Whenever a grass-roots genre gets big enough to have its own stadium acts, corporate appropriation isn’t far behind. In November, Friskies cat food hosted an Internet cat-video awards ceremony; last month, Clorox-owned litter giant Fresh Step convened a cat-video screening at the Sundance Film Festival. “Keyboard Cat,’’ again at the vanguard, appeared in the first Internet cat-themed pistachios commercial in 2010.
“We already knew how popular cat content is. We’d have people submit their cat pictures to our Facebook page and get thousands of comments,’’ said David Kargas, a Fresh Step spokesman, explaining how his firm decided to embark on their Sundance project. “Cat videos have a lot of things going for them, but the one thing they’ve been missing is critical acclaim. We wanted to elevate cat videos to [the level of] art house films.”
Seattle-based cat director William Braden straddles a line between auteur and sellout. His black-and-white films of Henri, a diffident longhair tuxedo, gained a following for their protagonist’s miserablist worldview (“I am a depressive realist.’) and subtitled French narration, amusingly reminiscent of French new wave films of the late 1950s and ’60s. The Henri films have won the praises of Roger Ebert, as well as both the Walker’s coveted Golden Kitty Award and a lifetime achievement award from Friskies, a company for which Braden will soon make a series of sponsored videos. Random House imprint Ten Speed Press will publish “Henri, le Chat Noir: The Existential Musings of an Angst-Filled Cat” in April.
Braden has two words for any Somerville cat-video director who wakes up the day after the Copy Cat Festival to find his Fluffy is the next Internet sensation: social media. “I post something every day,” Braden says, explaining how he makes a living from a cat. In addition to his YouTube channel, Henri has a Twitter account, a Facebook feed, a website, and an Amazon author page. “Before Henri, I was just a video guy for hire,” Braden says. “I feel almost guilty having a cushy job like this.”
South Boston resident Coco Koh and her cat, Jacoby, tasted fame in early November when perplexed commuters snapped photos of the Abyssinian wearing a cowboy outfit while riding in a stroller on the Red Line at rush hour and a hashtag, #strollercat, was born. Local news outlets declared Stroller Cat an Internet sensation, and the Boston Herald put him on the front page, but the verdict was premature.

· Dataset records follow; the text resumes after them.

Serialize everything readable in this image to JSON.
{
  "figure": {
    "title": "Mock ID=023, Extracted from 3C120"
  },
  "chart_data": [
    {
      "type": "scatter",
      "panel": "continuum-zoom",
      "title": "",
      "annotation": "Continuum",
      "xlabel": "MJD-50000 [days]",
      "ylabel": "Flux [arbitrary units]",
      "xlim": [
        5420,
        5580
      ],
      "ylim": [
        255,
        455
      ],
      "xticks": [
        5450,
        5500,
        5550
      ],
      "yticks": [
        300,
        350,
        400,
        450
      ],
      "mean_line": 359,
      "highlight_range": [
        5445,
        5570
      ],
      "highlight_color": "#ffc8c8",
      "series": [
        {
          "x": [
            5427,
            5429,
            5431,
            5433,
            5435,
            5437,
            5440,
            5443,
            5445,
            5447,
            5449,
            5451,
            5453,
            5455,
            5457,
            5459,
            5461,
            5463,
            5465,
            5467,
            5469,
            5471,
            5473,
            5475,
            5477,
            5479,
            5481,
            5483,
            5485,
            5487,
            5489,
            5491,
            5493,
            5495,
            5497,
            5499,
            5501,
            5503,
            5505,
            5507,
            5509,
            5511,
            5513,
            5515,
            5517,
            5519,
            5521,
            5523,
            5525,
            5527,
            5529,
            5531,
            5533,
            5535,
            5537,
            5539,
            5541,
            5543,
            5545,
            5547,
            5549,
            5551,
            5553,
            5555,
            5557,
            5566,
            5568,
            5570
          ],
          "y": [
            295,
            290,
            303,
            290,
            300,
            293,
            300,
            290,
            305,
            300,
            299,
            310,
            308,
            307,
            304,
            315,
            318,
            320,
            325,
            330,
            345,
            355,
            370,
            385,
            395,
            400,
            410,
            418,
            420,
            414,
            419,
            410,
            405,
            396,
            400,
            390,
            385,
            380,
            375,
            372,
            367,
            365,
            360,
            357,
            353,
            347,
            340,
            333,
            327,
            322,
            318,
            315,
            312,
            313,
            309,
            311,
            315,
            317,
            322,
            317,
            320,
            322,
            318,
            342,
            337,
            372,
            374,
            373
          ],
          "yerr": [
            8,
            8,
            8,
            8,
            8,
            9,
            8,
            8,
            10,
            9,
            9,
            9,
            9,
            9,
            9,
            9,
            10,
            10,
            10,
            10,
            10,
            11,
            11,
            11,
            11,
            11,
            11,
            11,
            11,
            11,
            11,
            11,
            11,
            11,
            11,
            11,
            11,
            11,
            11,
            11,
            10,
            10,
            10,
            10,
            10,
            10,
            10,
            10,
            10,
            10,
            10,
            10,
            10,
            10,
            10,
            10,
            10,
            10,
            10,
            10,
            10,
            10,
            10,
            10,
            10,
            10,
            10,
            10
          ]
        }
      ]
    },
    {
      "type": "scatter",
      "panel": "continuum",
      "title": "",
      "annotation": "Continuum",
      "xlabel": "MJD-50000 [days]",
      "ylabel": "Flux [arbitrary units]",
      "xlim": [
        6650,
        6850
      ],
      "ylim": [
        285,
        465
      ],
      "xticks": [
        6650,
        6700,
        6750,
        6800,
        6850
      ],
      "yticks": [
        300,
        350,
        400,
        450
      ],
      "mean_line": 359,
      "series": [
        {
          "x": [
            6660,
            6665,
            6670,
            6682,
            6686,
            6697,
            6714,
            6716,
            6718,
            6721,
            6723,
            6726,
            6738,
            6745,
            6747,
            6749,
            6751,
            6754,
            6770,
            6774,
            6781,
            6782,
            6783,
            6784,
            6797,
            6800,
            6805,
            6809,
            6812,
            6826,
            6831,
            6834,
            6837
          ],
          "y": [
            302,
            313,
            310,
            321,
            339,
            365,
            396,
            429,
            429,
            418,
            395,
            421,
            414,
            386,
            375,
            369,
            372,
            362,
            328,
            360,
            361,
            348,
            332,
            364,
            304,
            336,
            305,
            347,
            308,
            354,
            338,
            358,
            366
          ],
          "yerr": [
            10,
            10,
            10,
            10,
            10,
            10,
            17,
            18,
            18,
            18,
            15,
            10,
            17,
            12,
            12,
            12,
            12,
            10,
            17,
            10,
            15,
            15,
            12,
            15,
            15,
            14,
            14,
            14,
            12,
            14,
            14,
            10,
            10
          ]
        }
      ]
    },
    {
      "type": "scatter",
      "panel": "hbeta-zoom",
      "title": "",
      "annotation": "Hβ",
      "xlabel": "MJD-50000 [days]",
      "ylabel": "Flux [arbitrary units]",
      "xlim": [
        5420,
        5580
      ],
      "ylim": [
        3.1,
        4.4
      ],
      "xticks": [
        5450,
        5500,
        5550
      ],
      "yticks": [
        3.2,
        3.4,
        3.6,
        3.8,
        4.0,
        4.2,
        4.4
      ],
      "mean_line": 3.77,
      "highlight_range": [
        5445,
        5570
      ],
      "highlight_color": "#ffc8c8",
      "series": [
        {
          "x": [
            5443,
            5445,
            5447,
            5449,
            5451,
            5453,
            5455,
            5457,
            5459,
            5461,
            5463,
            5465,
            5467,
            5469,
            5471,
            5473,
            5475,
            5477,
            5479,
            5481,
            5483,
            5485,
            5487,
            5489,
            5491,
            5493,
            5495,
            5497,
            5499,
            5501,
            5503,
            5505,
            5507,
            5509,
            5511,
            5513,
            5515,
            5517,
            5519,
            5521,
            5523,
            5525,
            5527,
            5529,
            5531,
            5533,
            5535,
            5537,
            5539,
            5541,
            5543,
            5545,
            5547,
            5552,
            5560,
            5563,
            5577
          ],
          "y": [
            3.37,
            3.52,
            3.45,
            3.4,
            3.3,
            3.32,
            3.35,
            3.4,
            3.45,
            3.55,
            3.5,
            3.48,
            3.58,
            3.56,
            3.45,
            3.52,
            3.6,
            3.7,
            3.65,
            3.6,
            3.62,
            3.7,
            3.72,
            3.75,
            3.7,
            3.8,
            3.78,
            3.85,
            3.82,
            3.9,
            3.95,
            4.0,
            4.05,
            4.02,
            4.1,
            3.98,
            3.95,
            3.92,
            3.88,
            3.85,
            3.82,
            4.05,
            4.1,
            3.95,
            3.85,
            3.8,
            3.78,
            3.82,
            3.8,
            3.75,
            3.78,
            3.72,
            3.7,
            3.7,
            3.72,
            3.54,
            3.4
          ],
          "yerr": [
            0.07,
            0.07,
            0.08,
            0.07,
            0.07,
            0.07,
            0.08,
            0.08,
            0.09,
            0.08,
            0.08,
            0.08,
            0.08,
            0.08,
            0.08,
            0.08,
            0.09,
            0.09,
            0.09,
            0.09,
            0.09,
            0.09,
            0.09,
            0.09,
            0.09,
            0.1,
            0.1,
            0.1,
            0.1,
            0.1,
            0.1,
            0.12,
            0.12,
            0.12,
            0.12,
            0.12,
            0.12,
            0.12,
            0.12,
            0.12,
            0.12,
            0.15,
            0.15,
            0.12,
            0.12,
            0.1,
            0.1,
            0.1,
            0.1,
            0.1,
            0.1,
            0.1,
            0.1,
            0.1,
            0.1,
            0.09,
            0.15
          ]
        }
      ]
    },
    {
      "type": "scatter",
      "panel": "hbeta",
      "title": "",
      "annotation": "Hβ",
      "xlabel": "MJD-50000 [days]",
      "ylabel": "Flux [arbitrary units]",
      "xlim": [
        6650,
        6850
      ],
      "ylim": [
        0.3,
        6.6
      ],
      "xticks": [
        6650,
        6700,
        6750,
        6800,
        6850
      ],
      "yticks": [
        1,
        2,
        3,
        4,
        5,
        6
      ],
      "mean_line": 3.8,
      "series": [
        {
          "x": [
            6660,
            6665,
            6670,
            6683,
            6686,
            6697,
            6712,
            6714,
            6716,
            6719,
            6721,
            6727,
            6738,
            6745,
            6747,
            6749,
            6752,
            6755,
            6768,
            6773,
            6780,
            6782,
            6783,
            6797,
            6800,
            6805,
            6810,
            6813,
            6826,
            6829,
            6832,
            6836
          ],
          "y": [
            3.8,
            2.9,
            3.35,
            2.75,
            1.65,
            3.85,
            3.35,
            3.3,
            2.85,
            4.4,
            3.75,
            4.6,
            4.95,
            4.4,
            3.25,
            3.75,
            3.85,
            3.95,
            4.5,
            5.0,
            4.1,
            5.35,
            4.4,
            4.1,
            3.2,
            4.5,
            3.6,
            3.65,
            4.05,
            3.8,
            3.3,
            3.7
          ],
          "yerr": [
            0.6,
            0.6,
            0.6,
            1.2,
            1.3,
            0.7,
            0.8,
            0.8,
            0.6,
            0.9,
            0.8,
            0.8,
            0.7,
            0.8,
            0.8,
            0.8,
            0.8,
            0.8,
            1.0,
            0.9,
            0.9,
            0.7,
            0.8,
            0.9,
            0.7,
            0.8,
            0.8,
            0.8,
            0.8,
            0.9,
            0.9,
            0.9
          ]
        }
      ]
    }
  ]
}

“The election came, and it got lost,” Koh said. She saw her blog readership dwindle from about 1,000 daily views down to about 150. She has given Copy Cat Festival organizers photos of Jacoby — a fraction of those compiled on her blog, The Daily Abyssinian — in hopes of reigniting his career. “My friends thought he should be a commercial, maybe a pistachio ad: ‘Stroller Cat does it on the go!’ I thought we should get him on ‘Letterman,’ ” she said. Another dream: plush toys. “Maru has one. . . . Why can’t Jacoby?”
Koh isn’t the only Bostonian who dreams of projecting images of her pet to a rapt audience of cat fanciers. The Somerville Arts Council received well over 100 e-mails containing up to 40 photos each. The number of hopeful participants likely has something to do with the overwhelming response to the festival: 300 tickets sold within the first 24 hours, warranting a second show.
Clea Simon, a Somerville author of a cat mystery series and a nonfiction title, “The Feline Mystique,” will take the stage to read from her recent novel, “Cats Can’t Shoot.” She’s not at all surprised by her community’s enthusiasm. “People interact with dogs as they do with children, but having a cat is like having an interesting adult roommate from another culture — they’re sort of independent, and they just can’t communicate,” she said. “The festival is like our exchange program.” And besides, she said, referring to the city’s makeover plans for itself: “Somerville is the city of the future, so it makes sense that we acknowledge our feline overlords.”